It’s Christmas Time in the Country

This past weekend I took the 1 hour and 20 minute drive from Scranton to the town of Bethlehem, PA- a perfectly named place to find some Holiday Cheer. They say there’s no place like New York at Christmas, and while I will admittedly also be traveling there this upcoming weekend, this PA market will be a life long memory. Celebrating 26 years, the Christkindlmarkt features over 150 vendors. After paying an entrance fee of 10 dollars, you enter lavishly decorated tents, all exploding with the scent of cinnamon and butter. 

The tents are packed with a wide range of businesses selling everything from alpaca wool socks, to local art, to gourmet peanut butters, and so much more. The fascinating parts of markets like these, is their ability to create personal connections with unique products that can’t be found in one place anywhere else. Even large corporations get in on the fun like Crayola, who had a creativity booth set up, perfect for young kids to design their own Christmas dreams. 

My favorite tent was the German company Kathe Wohlfahrt display. I had taken German for 6 years through school and have always wished to travel there and experience a real German Christmas market. I never knew I could get so close to the real thing without a passport. My former teachers would tell stories about the traditions of the German people, and their incredible artistry that is unmatched at Christmas. Detailed cuckoo clocks, nut cracker men, and wooden displays, all hand carved and painted lined a maze through the tent. 
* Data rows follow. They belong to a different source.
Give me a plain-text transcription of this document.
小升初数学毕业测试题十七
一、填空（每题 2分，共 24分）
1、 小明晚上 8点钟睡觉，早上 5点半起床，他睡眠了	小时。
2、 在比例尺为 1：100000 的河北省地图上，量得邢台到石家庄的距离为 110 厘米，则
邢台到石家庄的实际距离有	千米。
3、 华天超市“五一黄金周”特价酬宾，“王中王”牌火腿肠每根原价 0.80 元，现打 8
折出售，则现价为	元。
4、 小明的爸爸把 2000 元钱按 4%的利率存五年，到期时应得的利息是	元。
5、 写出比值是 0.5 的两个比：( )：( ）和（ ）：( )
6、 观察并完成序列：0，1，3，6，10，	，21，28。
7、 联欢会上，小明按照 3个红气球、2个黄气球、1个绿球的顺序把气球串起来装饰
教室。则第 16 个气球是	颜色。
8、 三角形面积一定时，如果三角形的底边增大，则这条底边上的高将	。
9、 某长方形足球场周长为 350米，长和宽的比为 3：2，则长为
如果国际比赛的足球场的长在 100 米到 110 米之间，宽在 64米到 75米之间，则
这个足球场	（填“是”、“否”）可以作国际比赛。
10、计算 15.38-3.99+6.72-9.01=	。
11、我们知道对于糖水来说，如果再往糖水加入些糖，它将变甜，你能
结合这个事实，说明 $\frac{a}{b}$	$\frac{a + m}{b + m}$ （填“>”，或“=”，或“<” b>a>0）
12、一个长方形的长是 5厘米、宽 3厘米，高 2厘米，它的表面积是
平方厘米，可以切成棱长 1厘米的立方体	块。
I took home a stunning handmade ornament of a glittering green snail- my favorite animal, made in Germany. Never would I have dreamed of combining two of my favorite and seemingly random interests into one, but unique markets like these allow for those exciting connections to be made. 

We also found a stand specializing in creating family trees. The company would take the names of each member you wanted to include, and write the meaning of their name a next to a pressed flower. My dad has spent hours and hours and hours researching his family history, and piecing together the people of his past. We even took a trip to Canada a few summers ago to find the places where his family was buried and lived. I have a slight obsession with flowers and this small stand was an interesting way for us to connect with each other. 

On our way out, we got stuck in a crowd which turned out to be a line for a Danish desert called Stroopies. We decided their aroma was too enticing and since we were apparently in line anyway, to give some a try. The young woman in front of us gasped with excitement as she realized what she was inline for. My dad asked her if they were good then, and she went on to tell us about her recent trip to Copenhagen where she first encountered the cookie. It’s essentially two thin waffles with caramel sandwiched in between. When you’re ready to eat, you heat up a cup of coffee or tea and sit the pastry on top of the mug, letting the steam soften the caramel. To see a stranger have a beautiful moment of bliss as she found a connection to her life she never dreamed of finding in “nowhere Pennsylvania” was incredible. The Stroopie Co., are a Lancaster, PA based Sweet Shoppe that runs their business by employing refugees resettling in the area. This small business is taking their talents and creating good through extending opportunities to those in need while bringing immeasurable joy to customers. 

The market beamed with beautiful decorations, live ice sculpture carvings, and more elaborate booths than we could visit in one afternoon. Going into the market I had planned to write about the interesting finds and activities that can be found in my own backyard, but I didn’t realize how personal the experience was going to be. I challenge you to look at what’s close to your home. Who is making a difference near you? What opportunities can you find? What magic can you create?